We don't have any major concerns about the durability of this tent. The hardware is in line with other models at this price point — that is to say, you sort of get what you pay for. Having said that, these parts are inexpensive because they are bulky, not because they are fragile. The tent and fly materials, poles, clips, and grommets will all get the job done for years to come. The stakes are certainly basic, and we have bent our fair share of this particular variety over the years, but as far as less durable parts go, these are the easiest to replace.
For other durable models, we would point you to the The North Face Stormbreak 2 and Mountainsmith Morrison 2.
The clips and other hardware on this tent are not premium parts but they are still solid.
Weight & Packed Size
The weight and packed size of this model are what hold it back from being even more awesome. At 5 pounds, 5 ounces, it's in the scale-tipper range. However, so are many of the tents in this review. We think that there is enough to like about the Passage 2 that we wouldn't let the weight and size hold us back.

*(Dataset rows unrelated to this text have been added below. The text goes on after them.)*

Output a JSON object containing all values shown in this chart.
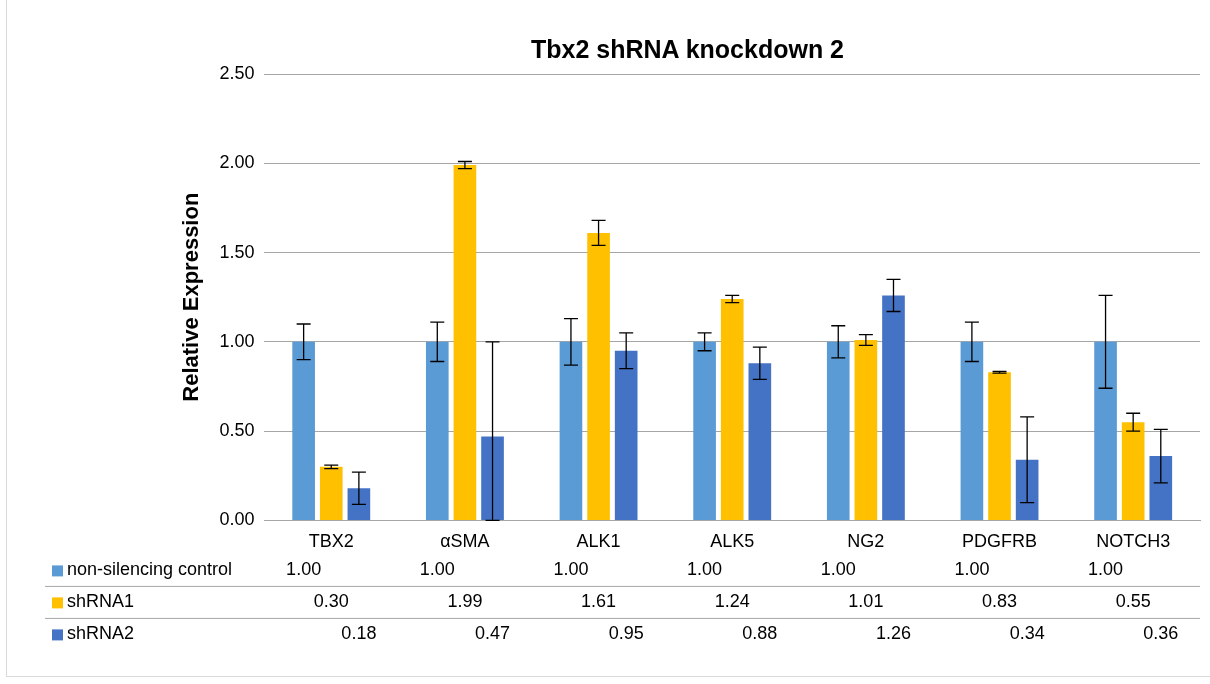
{
  "chart_data": {
    "type": "bar",
    "title": "Tbx2 shRNA knockdown 2",
    "ylabel": "Relative Expression",
    "categories": [
      "TBX2",
      "αSMA",
      "ALK1",
      "ALK5",
      "NG2",
      "PDGFRB",
      "NOTCH3"
    ],
    "series": [
      {
        "name": "non-silencing control",
        "color": "#5b9bd5",
        "values": [
          1.0,
          1.0,
          1.0,
          1.0,
          1.0,
          1.0,
          1.0
        ],
        "errors": [
          0.1,
          0.11,
          0.13,
          0.05,
          0.09,
          0.11,
          0.26
        ],
        "value_labels": [
          "1.00",
          "1.00",
          "1.00",
          "1.00",
          "1.00",
          "1.00",
          "1.00"
        ]
      },
      {
        "name": "shRNA1",
        "color": "#ffc000",
        "values": [
          0.3,
          1.99,
          1.61,
          1.24,
          1.01,
          0.83,
          0.55
        ],
        "errors": [
          0.01,
          0.02,
          0.07,
          0.02,
          0.03,
          0.005,
          0.05
        ],
        "value_labels": [
          "0.30",
          "1.99",
          "1.61",
          "1.24",
          "1.01",
          "0.83",
          "0.55"
        ]
      },
      {
        "name": "shRNA2",
        "color": "#4472c4",
        "values": [
          0.18,
          0.47,
          0.95,
          0.88,
          1.26,
          0.34,
          0.36
        ],
        "errors": [
          0.09,
          [
            0,
            1.0
          ],
          0.1,
          0.09,
          0.09,
          0.24,
          0.15
        ],
        "value_labels": [
          "0.18",
          "0.47",
          "0.95",
          "0.88",
          "1.26",
          "0.34",
          "0.36"
        ]
      }
    ],
    "ylim": [
      0,
      2.5
    ],
    "yticks": [
      {
        "value": 0,
        "label": "0.00"
      },
      {
        "value": 0.5,
        "label": "0.50"
      },
      {
        "value": 1,
        "label": "1.00"
      },
      {
        "value": 1.5,
        "label": "1.50"
      },
      {
        "value": 2,
        "label": "2.00"
      },
      {
        "value": 2.5,
        "label": "2.50"
      }
    ],
    "grid": "y",
    "legend": "bottom"
  }
}
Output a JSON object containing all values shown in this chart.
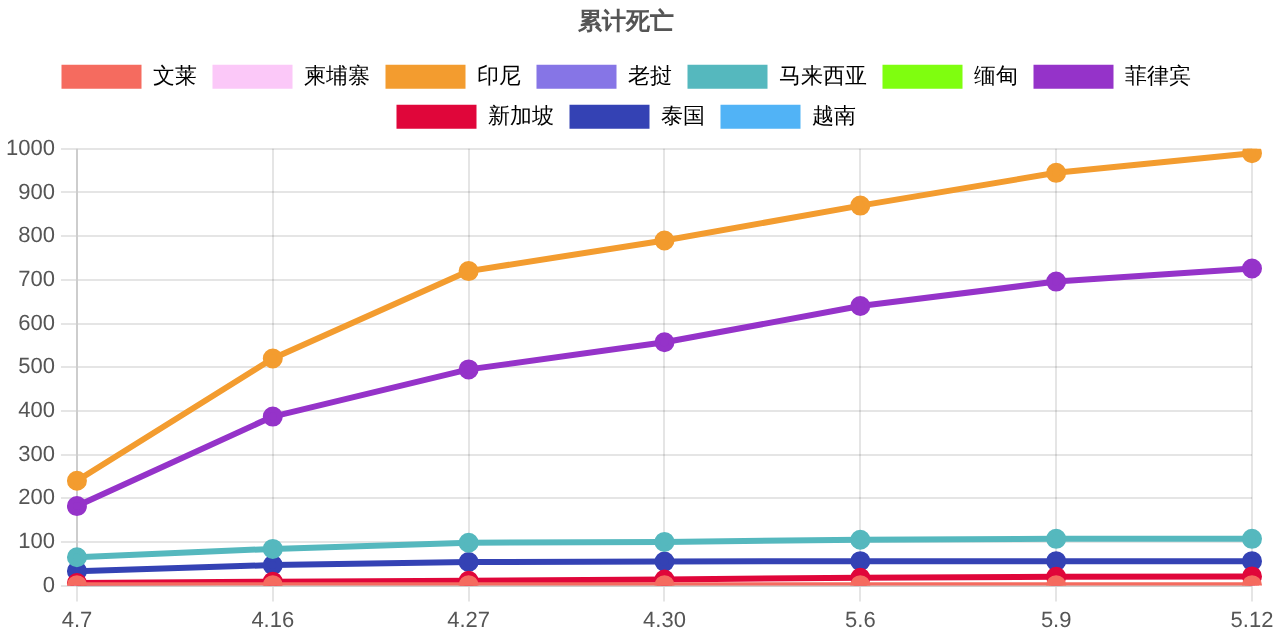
{
  "chart_data": {
    "type": "line",
    "title": "累计死亡",
    "categories": [
      "4.7",
      "4.16",
      "4.27",
      "4.30",
      "5.6",
      "5.9",
      "5.12"
    ],
    "series": [
      {
        "name": "文莱",
        "color": "#f56b5f",
        "values": [
          1,
          1,
          1,
          1,
          1,
          1,
          1
        ]
      },
      {
        "name": "柬埔寨",
        "color": "#fbc8f8",
        "values": [
          null,
          null,
          null,
          null,
          null,
          null,
          null
        ]
      },
      {
        "name": "印尼",
        "color": "#f39c2f",
        "values": [
          240,
          520,
          720,
          790,
          870,
          945,
          990
        ]
      },
      {
        "name": "老挝",
        "color": "#8675e6",
        "values": [
          null,
          null,
          null,
          null,
          null,
          null,
          null
        ]
      },
      {
        "name": "马来西亚",
        "color": "#55b8be",
        "values": [
          65,
          84,
          98,
          100,
          105,
          107,
          107
        ]
      },
      {
        "name": "缅甸",
        "color": "#7ffe0f",
        "values": [
          null,
          null,
          null,
          null,
          null,
          null,
          null
        ]
      },
      {
        "name": "菲律宾",
        "color": "#9533c9",
        "values": [
          182,
          387,
          495,
          557,
          640,
          696,
          726
        ]
      },
      {
        "name": "新加坡",
        "color": "#e0063a",
        "values": [
          6,
          9,
          11,
          14,
          18,
          20,
          21
        ]
      },
      {
        "name": "泰国",
        "color": "#3442b4",
        "values": [
          33,
          47,
          54,
          55,
          56,
          56,
          56
        ]
      },
      {
        "name": "越南",
        "color": "#51b3f6",
        "values": [
          null,
          null,
          null,
          null,
          null,
          null,
          null
        ]
      }
    ],
    "ylim": [
      0,
      1000
    ],
    "yticks": [
      0,
      100,
      200,
      300,
      400,
      500,
      600,
      700,
      800,
      900,
      1000
    ],
    "grid": true,
    "legend": "top",
    "marker": "circle",
    "line_style": "solid"
  }
}
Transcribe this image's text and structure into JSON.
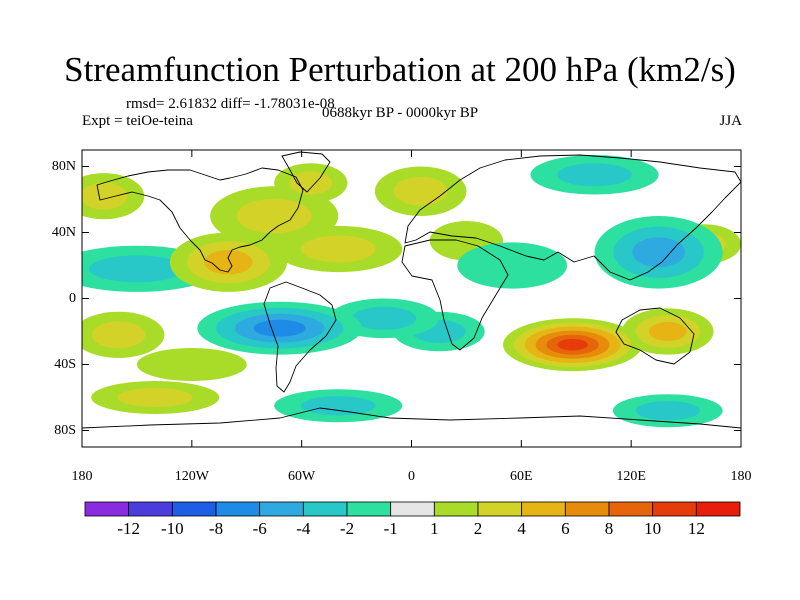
{
  "chart_data": {
    "type": "contour-map",
    "title": "Streamfunction Perturbation at 200 hPa (km2/s)",
    "stats": "rmsd= 2.61832 diff= -1.78031e-08",
    "experiment": "Expt = teiOe-teina",
    "period": "0688kyr BP - 0000kyr BP",
    "season": "JJA",
    "xaxis": {
      "range": [
        -180,
        180
      ],
      "ticks": [
        {
          "value": -180,
          "label": "180"
        },
        {
          "value": -120,
          "label": "120W"
        },
        {
          "value": -60,
          "label": "60W"
        },
        {
          "value": 0,
          "label": "0"
        },
        {
          "value": 60,
          "label": "60E"
        },
        {
          "value": 120,
          "label": "120E"
        },
        {
          "value": 180,
          "label": "180"
        }
      ]
    },
    "yaxis": {
      "range": [
        -90,
        90
      ],
      "ticks": [
        {
          "value": 80,
          "label": "80N"
        },
        {
          "value": 40,
          "label": "40N"
        },
        {
          "value": 0,
          "label": "0"
        },
        {
          "value": -40,
          "label": "40S"
        },
        {
          "value": -80,
          "label": "80S"
        }
      ]
    },
    "colorbar": {
      "labels": [
        "-12",
        "-10",
        "-8",
        "-6",
        "-4",
        "-2",
        "-1",
        "1",
        "2",
        "4",
        "6",
        "8",
        "10",
        "12"
      ],
      "colors": [
        "#8a2be2",
        "#4b3cdc",
        "#1e5ee6",
        "#1e8ce6",
        "#2eaae0",
        "#28c8c8",
        "#2de0a0",
        "#e6e6e6",
        "#a8dc28",
        "#d2d228",
        "#e6b414",
        "#e68c0a",
        "#e6640a",
        "#e63c0a",
        "#e61e0a"
      ]
    },
    "anomalies": [
      {
        "lon": -100,
        "lat": 22,
        "value": 5,
        "rlon": 32,
        "rlat": 18
      },
      {
        "lon": -75,
        "lat": 50,
        "value": 3,
        "rlon": 35,
        "rlat": 18
      },
      {
        "lon": -55,
        "lat": 70,
        "value": 3,
        "rlon": 20,
        "rlat": 12
      },
      {
        "lon": -168,
        "lat": 62,
        "value": 2,
        "rlon": 22,
        "rlat": 14
      },
      {
        "lon": -40,
        "lat": 30,
        "value": 2,
        "rlon": 35,
        "rlat": 14
      },
      {
        "lon": 5,
        "lat": 65,
        "value": 2,
        "rlon": 25,
        "rlat": 15
      },
      {
        "lon": 30,
        "lat": 35,
        "value": 1.5,
        "rlon": 20,
        "rlat": 12
      },
      {
        "lon": 160,
        "lat": 33,
        "value": 2,
        "rlon": 20,
        "rlat": 12
      },
      {
        "lon": -150,
        "lat": 18,
        "value": -2,
        "rlon": 45,
        "rlat": 14
      },
      {
        "lon": 135,
        "lat": 28,
        "value": -5,
        "rlon": 35,
        "rlat": 22
      },
      {
        "lon": 100,
        "lat": 75,
        "value": -3,
        "rlon": 35,
        "rlat": 12
      },
      {
        "lon": 55,
        "lat": 20,
        "value": -1.5,
        "rlon": 30,
        "rlat": 14
      },
      {
        "lon": -72,
        "lat": -18,
        "value": -6,
        "rlon": 45,
        "rlat": 16
      },
      {
        "lon": -15,
        "lat": -12,
        "value": -2.5,
        "rlon": 30,
        "rlat": 12
      },
      {
        "lon": 15,
        "lat": -20,
        "value": -2,
        "rlon": 25,
        "rlat": 12
      },
      {
        "lon": 88,
        "lat": -28,
        "value": 11,
        "rlon": 38,
        "rlat": 16
      },
      {
        "lon": 140,
        "lat": -20,
        "value": 4,
        "rlon": 25,
        "rlat": 14
      },
      {
        "lon": -160,
        "lat": -22,
        "value": 3,
        "rlon": 25,
        "rlat": 14
      },
      {
        "lon": -140,
        "lat": -60,
        "value": 3,
        "rlon": 35,
        "rlat": 10
      },
      {
        "lon": -40,
        "lat": -65,
        "value": -2.5,
        "rlon": 35,
        "rlat": 10
      },
      {
        "lon": 140,
        "lat": -68,
        "value": -2,
        "rlon": 30,
        "rlat": 10
      },
      {
        "lon": -120,
        "lat": -40,
        "value": 1.5,
        "rlon": 30,
        "rlat": 10
      }
    ]
  }
}
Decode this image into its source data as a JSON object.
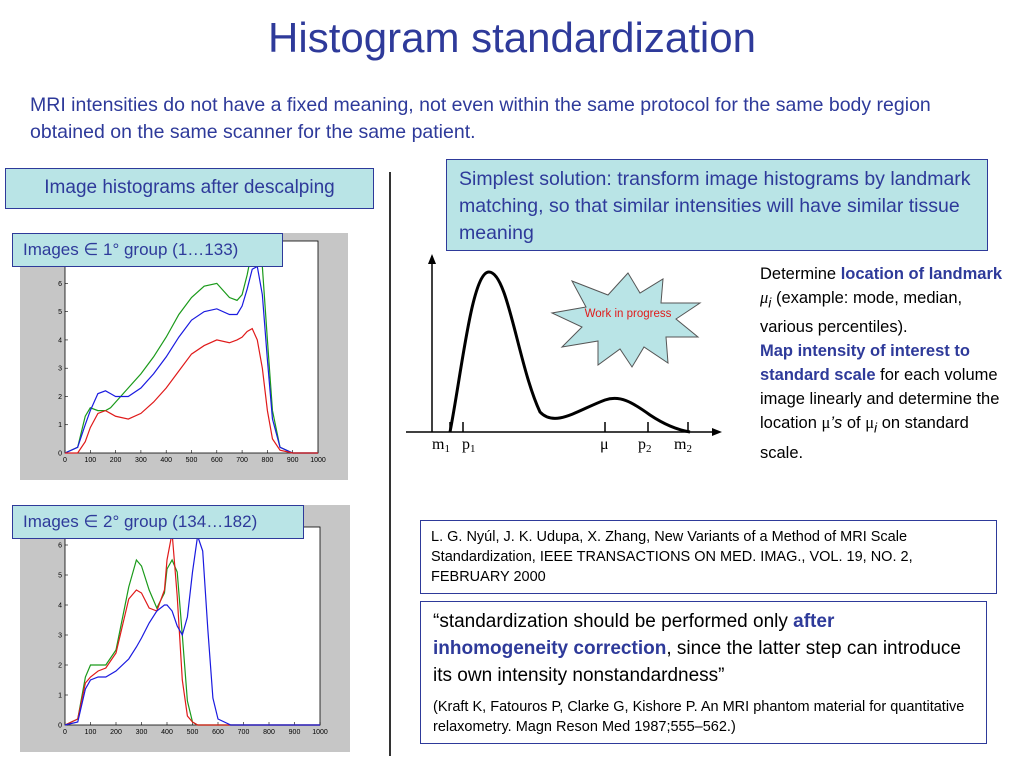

Its 7" x 22" packed size also makes it one of the bulkier models in this review. If you are planning to take this tent out for a few nights, we certainly recommend splitting the pieces between two people.
The Passage 2 (middle) beside the Big Agnes C Bar and Sierra Designs Clip Flashlight.
If you want a lightweight wonder to compete with some way more expensive models, check out the Big Agnes C Bar.
As with most budget backpacking tents, this one is slightly limited by its weight. However, we found that it is an excellent option for weekend trips and car camping. It is also a great model to have on hand if the kids want to have a sleepout in the backyard.
This tent offers nice skyward views (as long as you close up the doors, which are stored in the door stuff pockets in this image).
At $160, this tent offers exceptional value. It is just about an average price for our budget tent review but offers performance far above that. Despite its weight, we think that however and wherever you choose to use it, it is well worth the money.
If you are looking for an inexpensive alternative to a $400 backpacking tent, this Best Overall Award winner should be on your short list for consideration. It is comfortable, easy to pitch and stays dry when the rains come. It's on the heavier, bulkier side but that sort of comes with the territory of budget backpacking tents. We will absolutely take it on our next summer excursions.
This inexpensive, livable tent is a great choice for the thrifty backpacker.